The tool configuration brands the app as **CalorieVision** and uses a vision model from the shared AI layer.

## What You Need

<CardGroup cols={2}>
  <Card title="Better Auth + PostgreSQL" icon="database" href="/services/better-auth-postgresql">
    Auth, saved analyses, and account data
  </Card>

  <Card title="Google" icon="microchip" href="/providers/google">
    Default vision-model path for this app
  </Card>
</CardGroup>

<Card title="Storage" icon="hard-drive" href="/services/storage">
  Uploaded meal photos
</Card>

## How It Works Under the Hood

<Steps>
  <Step title="Upload">
    The user uploads a food photo.
  </Step>

  <Step title="Store">
    The file goes to object storage.
  </Step>

  <Step title="Vision API call">
    The image plus a structured prompt are sent to the selected vision model.
  </Step>

  <Step title="Structured response">
    The model returns typed nutrition data that matches the defined schema -- not random text.
  </Step>

  <Step title="Save">
    The result is saved so the user can review it later.
  </Step>

  <Step title="Render">
    The UI renders the analysis in a clean, product-friendly format.
  </Step>
</Steps>

## The Schema Pattern

This is one of the most reusable patterns in the repo.

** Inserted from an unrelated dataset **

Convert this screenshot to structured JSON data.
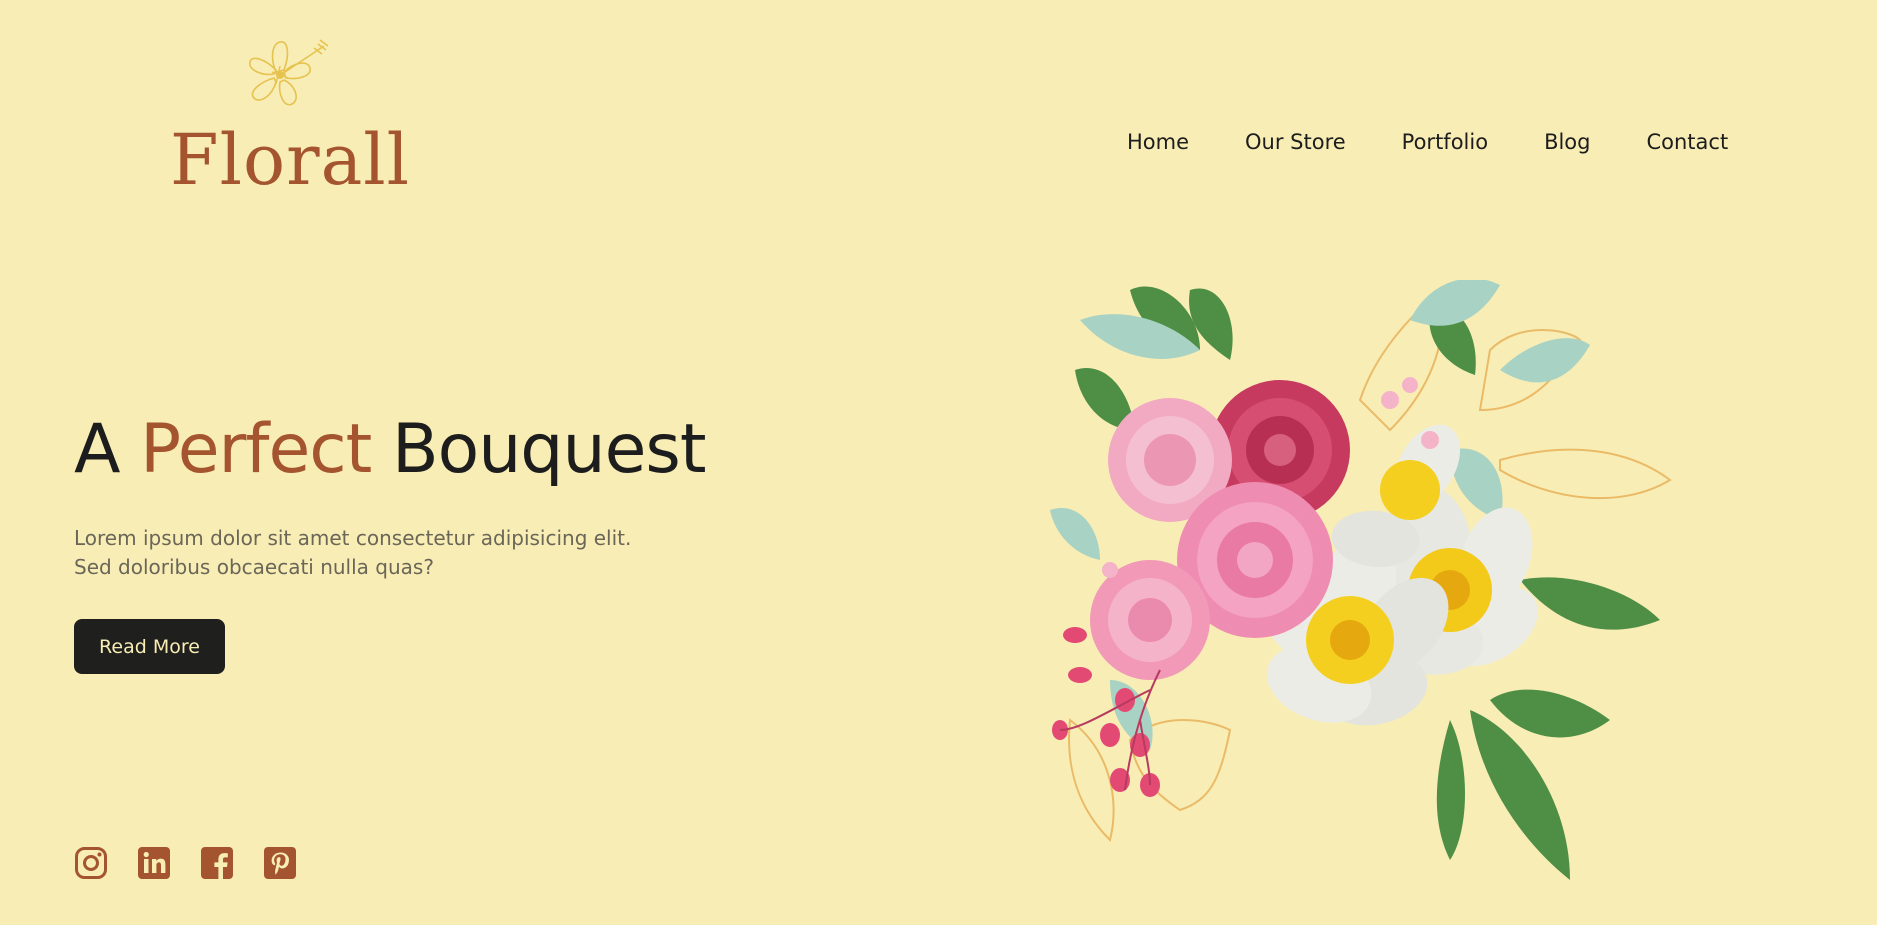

The app defines a schema for the expected output, and the AI is forced to return data that matches it. Here are the key files:

* `app/(apps)/vision/schema.ts` -- defines what the AI must return
* `app/(apps)/vision/prompt.ts` -- tells the AI how to analyze the image
* `app/(apps)/vision/toolConfig.ts` -- app configuration and model selection

## Great Starting Point For...

Even if you don't want to build a calorie tracker, this app gives you a reusable pattern:

**Upload image -> Run vision analysis -> Force structured output -> Store results -> Show polished UI**

That pattern works for:

* Skincare analysis
* Receipt parsing
* Product identification
* Packaging analysis
* Inspection workflows
* Any "upload image, get structured answer" product

## Files to Customize

Turn this into your own vision app by editing:

* `app/(apps)/vision/toolConfig.ts`
* `app/(apps)/vision/prompt.ts`
* `app/(apps)/vision/schema.ts`
* `app/(apps)/vision/components/*`

The prompt and schema define what the AI returns. The components define how that data looks in your product.

<Warning>
  This app is a product demo, not medical advice. The calorie and macro estimates are approximate AI outputs, not clinically reliable nutrition measurements.